Rozhuśtała się lekko, odstawiając przed tym kubek na kawałek ziemi, w który wbite były słupy zrobione z twardego, mosiężnego drewna. Musiały utrzymać nie tylko dzieci, ale również nastolatków, którzy wagowo bywali ciężsi od Amalyn. Otoczyła palcami łańcuszek trzymający lewą stronę huśtawki i oparła się o niego ramieniem na którym podparła głowę. Wpatrywała się w Belly uważnym ciepłym spojrzeniem, które nie kryło iskierek ciekawości. To nie było małe wydarzenie, właściwie, powiedziałaby, że ta zmiana, która dotknęła Lewis, w pewnym stopniu wpłynęła również na Amalyn. Cieszyła się szczęściem przyjaciółki, nawet trochę jej zazdrościła. Chciałaby znaleźć osobę, z którą będzie dzielić swoje troski i chwile radości, związki przynosiły szczęście, zapewniały kalejdoskop emocji, których nie dało się doświadczyć, będąc singlem. Nie nakręcała się jednak zbytnio, zdawała sobie sprawę z tego, że znalezienie tej osoby nie było takie proste, a szukać na siłę również nie zamierzała, choć ostatnio chodziły jej po głowie randki w ciemno.

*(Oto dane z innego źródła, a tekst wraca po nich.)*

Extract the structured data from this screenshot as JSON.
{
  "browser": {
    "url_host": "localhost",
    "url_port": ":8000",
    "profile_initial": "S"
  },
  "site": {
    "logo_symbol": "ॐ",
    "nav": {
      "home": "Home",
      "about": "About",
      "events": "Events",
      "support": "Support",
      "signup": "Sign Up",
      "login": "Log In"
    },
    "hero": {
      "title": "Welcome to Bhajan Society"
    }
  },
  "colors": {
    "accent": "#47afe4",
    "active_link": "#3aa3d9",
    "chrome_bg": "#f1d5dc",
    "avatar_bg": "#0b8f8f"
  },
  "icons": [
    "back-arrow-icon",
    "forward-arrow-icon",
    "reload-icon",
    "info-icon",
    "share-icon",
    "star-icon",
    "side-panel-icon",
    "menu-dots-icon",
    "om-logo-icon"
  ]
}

Rozszerzyła z niedowierzaniem oczy i rozchyliła usta, gdy Bell wspomniała o ciąży. Uniosła ku górze brew i pokręciła głową, śmiejąc się cicho. Przyłożyła dłoń do skroni, zerkając na Lewis z niekrytym rozbawieniem.

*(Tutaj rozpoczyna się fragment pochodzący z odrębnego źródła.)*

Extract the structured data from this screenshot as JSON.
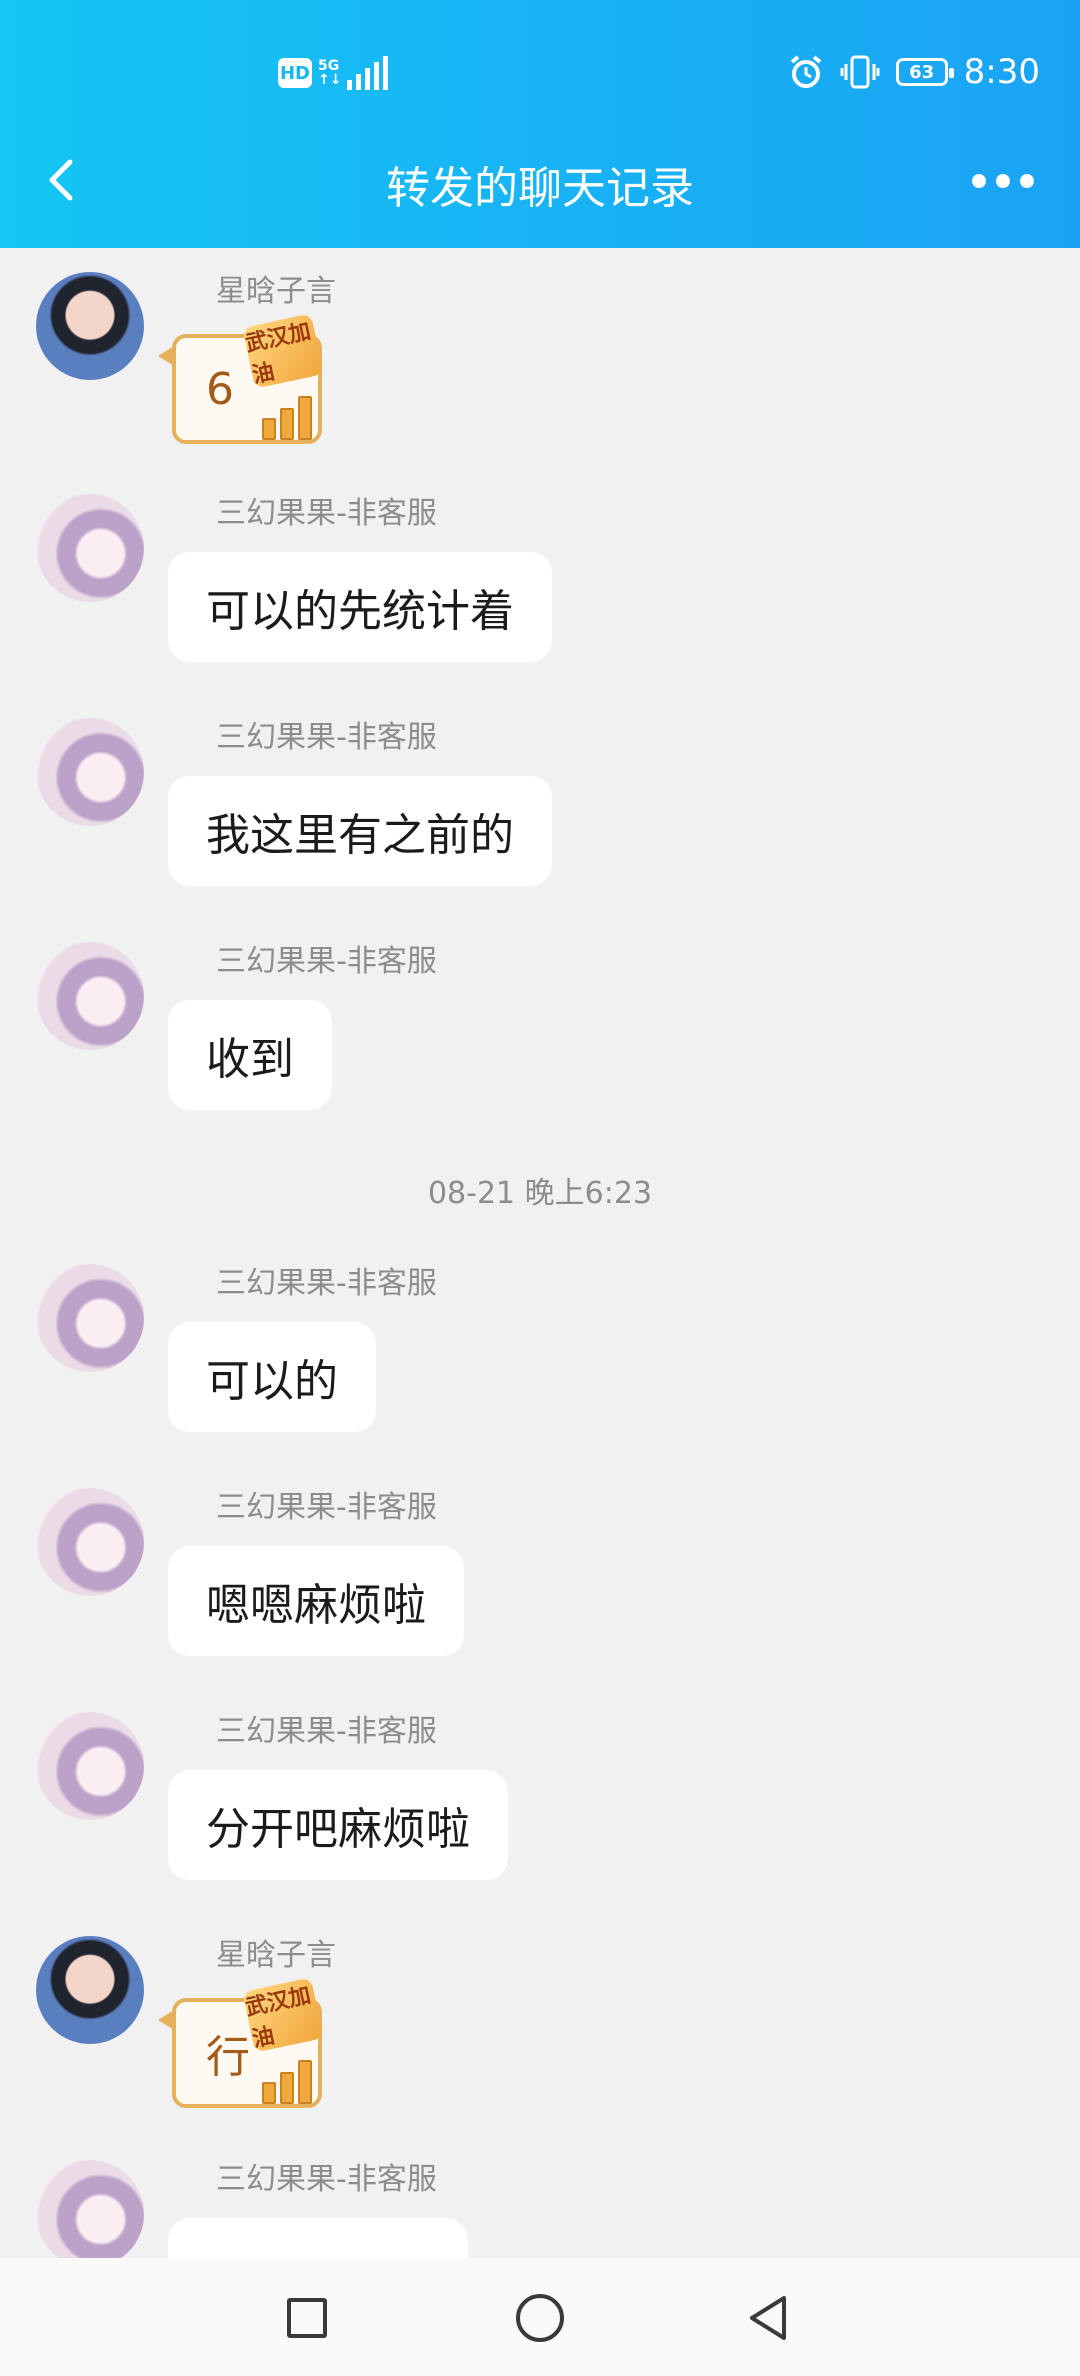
{
  "status_bar": {
    "network": "HD",
    "network_type": "5G",
    "battery": "63",
    "time": "8:30"
  },
  "header": {
    "title": "转发的聊天记录"
  },
  "messages": [
    {
      "sender": "星晗子言",
      "text": "6",
      "type": "sticker",
      "avatar": "boy-avatar",
      "badge": "武汉加油"
    },
    {
      "sender": "三幻果果-非客服",
      "text": "可以的先统计着",
      "type": "text",
      "avatar": "girl-avatar"
    },
    {
      "sender": "三幻果果-非客服",
      "text": "我这里有之前的",
      "type": "text",
      "avatar": "girl-avatar"
    },
    {
      "sender": "三幻果果-非客服",
      "text": "收到",
      "type": "text",
      "avatar": "girl-avatar"
    },
    {
      "sender": "三幻果果-非客服",
      "text": "可以的",
      "type": "text",
      "avatar": "girl-avatar"
    },
    {
      "sender": "三幻果果-非客服",
      "text": "嗯嗯麻烦啦",
      "type": "text",
      "avatar": "girl-avatar"
    },
    {
      "sender": "三幻果果-非客服",
      "text": "分开吧麻烦啦",
      "type": "text",
      "avatar": "girl-avatar"
    },
    {
      "sender": "星晗子言",
      "text": "行",
      "type": "sticker",
      "avatar": "boy-avatar",
      "badge": "武汉加油"
    },
    {
      "sender": "三幻果果-非客服",
      "text": "",
      "type": "text",
      "avatar": "girl-avatar"
    }
  ],
  "timestamp": "08-21 晚上6:23",
  "colors": {
    "header_gradient_start": "#14c6f3",
    "header_gradient_end": "#1aa3f4",
    "background": "#f1f1f1",
    "bubble": "#ffffff",
    "sender_text": "#8c8c8c"
  }
}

— Przeprasza bardzo, ale czy tutaj chodzi o wiek? Cholera, nie wszyscy zaręczają się ze względu na dziecko. To, że nasze matki w taki sposób się zaręczały i brały ślub, nie oznacza, że my również.. — Westchnęła. Mentalność osób starszych, a co najgorsze... Tak na dobrą sprawę niewiele starszych, była przezabawna. Była w stanie zrozumieć to, że dawniej patrzyło się na takie rzeczy, a według wiary chrześcijańskiej, dziecko bez ślubu było grzechem. Nie wspominając już o tym doskonale każdemu znanym stwierdzeniu;
co powiedzą ludzie?.
— Cóż, w końcu wziął się do roboty. Kolejne pięć lat będziesz czekać na ślub, czy będziesz chciała wziąć go wcześniej? — Zapytała zaintrygowana. Chciała poznać opinię przyjaciółki na ten temat, jej spojrzenie na zawieranie małżeństw. Narzeczeństwo było pierwszym krokiem do wzięcia ślubu, w ten sposób było jasne, że kobieta miała mężczyznę z którym chce związać się na stałe.
Skłamałaby, gdyby nie powiedziała, że nigdy nie zastanawiała się nad tym, co będzie, gdy znajdzie
tego jedynego. Podobała jej się wizja całonocnego przyjęcia, piękna ślubna suknia, bukiet i wianek we włosach. Wiedziała w jaki sposób chciałaby ten dzień świętować, lecz z drugiej strony nie bardzo wyobrażała sobie siebie przed ołtarzem. Nie chciała przysięgać przed
bogiem i wiernymi miłości na całe życie, bo skąd mogła wiedzieć, że po ślubie kościelnym nic się nie zmieni? Że będzie tak samo, jak wcześniej?
— Kurde, nie wiem. Trudne zadałaś mi pytanie. Jeśli się przypałęta, to będzie. Wiesz, ja zawsze marzyłam o chłopaku z blond włosami, z nienaganną manierą. Na pewno nie chciałabym romantyka, bo bym się zanudziła, ale... Wiesz o co chodzi. Nie wiem, czy kiedykolwiek kogoś takiego znajdę — Odparła z uśmiechem. Miała marzenia, miała ambicje, miała ideały niełatwe do spełnienia, a także wysokie wymagania. Chciała mieć faceta, z którym będzie mogła spędzać wolny czas w wyjątkowy, aktywny sposób. Nie lubiła siedzieć w miejscu, nie chciała tego robić. Starała się rozwijać, wychodzić z domu i spędzać czas tak, by później go nie żałować.